Rumours that Richard was still alive persisted, but never gained much credence in England; in Scotland, however, a man identified as Richard came into the hands of Regent Albany, lodged in Stirling Castle, and serving as the notional – and perhaps reluctant – figurehead of various anti-Lancastrian and Lollard intrigues in England. Henry IV's government dismissed him as an impostor, and several sources from both sides of the Border suggest the man had a mental illness, one also describing him as a "beggar" by the time of his death in 1419, but he was buried as a king in the local Dominican friary in Stirling. Meanwhile, in 1413, Henry V – in an effort both to atone for his father's act of murder and to silence the rumours of Richard's survival – had decided to have the body at King's Langley moved to its final resting place in Westminster Abbey. Here Richard himself had prepared an elaborate tomb, where the remains of his wife Anne were already entombed.

2015

Richard's posthumous reputation has been shaped to a large extent by william Shakespeare, whose play Richard II portrayed Richard's misrule and his deposition by Bolingbroke as responsible for the 15th-century Wars of the Roses.
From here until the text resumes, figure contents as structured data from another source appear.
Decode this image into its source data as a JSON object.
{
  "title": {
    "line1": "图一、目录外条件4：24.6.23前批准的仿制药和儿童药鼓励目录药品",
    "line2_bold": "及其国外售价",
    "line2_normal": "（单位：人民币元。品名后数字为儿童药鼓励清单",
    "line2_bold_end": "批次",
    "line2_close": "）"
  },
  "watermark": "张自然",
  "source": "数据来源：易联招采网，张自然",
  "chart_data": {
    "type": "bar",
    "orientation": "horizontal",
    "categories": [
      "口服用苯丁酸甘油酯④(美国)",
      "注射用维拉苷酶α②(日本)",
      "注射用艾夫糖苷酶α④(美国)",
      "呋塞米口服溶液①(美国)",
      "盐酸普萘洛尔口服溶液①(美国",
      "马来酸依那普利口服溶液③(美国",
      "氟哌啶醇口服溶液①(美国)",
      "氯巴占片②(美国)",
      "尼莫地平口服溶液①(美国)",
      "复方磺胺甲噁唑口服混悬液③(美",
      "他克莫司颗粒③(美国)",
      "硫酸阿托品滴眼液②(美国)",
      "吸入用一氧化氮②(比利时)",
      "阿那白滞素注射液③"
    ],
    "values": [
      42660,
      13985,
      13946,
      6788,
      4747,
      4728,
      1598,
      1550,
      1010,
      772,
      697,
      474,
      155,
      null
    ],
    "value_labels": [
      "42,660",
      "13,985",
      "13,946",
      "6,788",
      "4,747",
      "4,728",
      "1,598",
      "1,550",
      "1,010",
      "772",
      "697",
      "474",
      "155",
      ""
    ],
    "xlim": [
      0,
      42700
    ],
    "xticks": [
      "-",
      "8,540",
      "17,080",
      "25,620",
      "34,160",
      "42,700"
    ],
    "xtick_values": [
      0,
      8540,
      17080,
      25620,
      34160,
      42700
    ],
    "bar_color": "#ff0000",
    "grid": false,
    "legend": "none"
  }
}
Modern historians do not accept this interpretation, while not exonerating Richard from responsibility for his own deposition. While probably not insane, as historians of the 19th and 20th centuries believed, he may have had what Psychologists today identify as a personality disorder, particularly manifesting itself towards the end of his reign. Most authorities agree that, even though his policies were not unprecedented or entirely unrealistic, the way in which he carried them out was unacceptable to the political establishment, and this led to his downfall.